The four Jean-Georges restaurants occupy an area double the size of his single outlet last year.

One highlight of the Paddock Club Lifestyle area is the Marina Bay Seafood Co restaurant and bar - not just for the food and drink served up, but also for its being just metres away from the pit lane entrance. Nowhere on the F1 calendar will a fan get this close to a lobster and Lotus at the same time.

At the Sky and Club suites, four craft beers from Archipelago Brewery will slake the thirst of fans, on top of the usual range of champagnes and wines.

The chefs of seven hotels - Mandarin Oriental, Pan Pacific, Marina Mandarin, Hyatt, Marriott, Intercontinental and Goodwood Park - collaborated on the menu for the suites and it was no mean task.

Mr Hallett said: "We had 14 separate tastings over 21/2 months. We've put in so much effort. No other event will do that."

And on top of the buffet spreads, chefs from three local restaurants - Ola, St Pierre and Pind Balluchi - will cook on the al fresco Sky terraces or in the air-conditioned suites.

New this year is the butler-served, sampler-sized surprise, featuring mini-courses such as a crispy quail egg in celeriac remoulade, presented in its shell on an old-fashioned cardboard egg tray.

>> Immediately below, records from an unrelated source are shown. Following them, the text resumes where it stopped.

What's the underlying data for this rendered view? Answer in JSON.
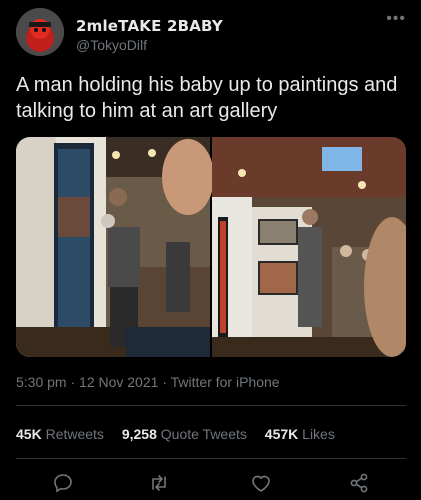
{
  "tweet": {
    "display_name": "2mleTAKE 2BABY",
    "handle": "@TokyoDilf",
    "text": "A man holding his baby up to paintings and talking to him at an art gallery",
    "timestamp": "5:30 pm · 12 Nov 2021",
    "source": "Twitter for iPhone",
    "stats": {
      "retweets_count": "45K",
      "retweets_label": "Retweets",
      "quotes_count": "9,258",
      "quotes_label": "Quote Tweets",
      "likes_count": "457K",
      "likes_label": "Likes"
    }
  },
  "icons": [
    "more-icon",
    "reply-icon",
    "retweet-icon",
    "like-icon",
    "share-icon"
  ],
  "colors": {
    "background": "#000000",
    "text": "#e7e9ea",
    "secondary": "#71767b",
    "divider": "#2f3336"
  }
}
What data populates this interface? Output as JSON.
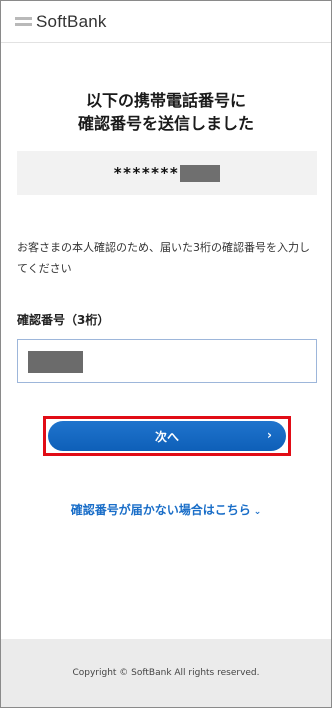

Mr Hallett said: "We didn't want to be just another buffet with caviar and wagyu. We want to bring back an element of surprise with specially-made items."

But it will not be all fine-dining fare, he added: "There will be comfort food like satay and gourmet hot dogs in a box."

Mr Roche is confident that the very wide range of F&B will keep giving race fans something new to try. "I'm not sure you can get through all of them - even if you come for all three days," he said with a laugh.

The crockery chosen for this year is a range from Japan, made from recycled paper. Mr Roche said this eco-friendly pick, together with bamboo tableware, won't need to be washed with large amounts of water or detergent. And there will be a lot of plates. The four Jean-Georges restaurants alone will need close to 60,000 over the three-day weekend; the Como Cuisine suite in the Pit Building will go through about 20,000.

Despite the enhancements, Mr Roche said this year's F&B budget isn't bigger than last year's, thanks to some clever re-arranging of food items.

He said: "The challenge is to make it all new and we had the pleasure of working with 18 chefs from around the world. So when you see all the outlets packed, it is very rewarding."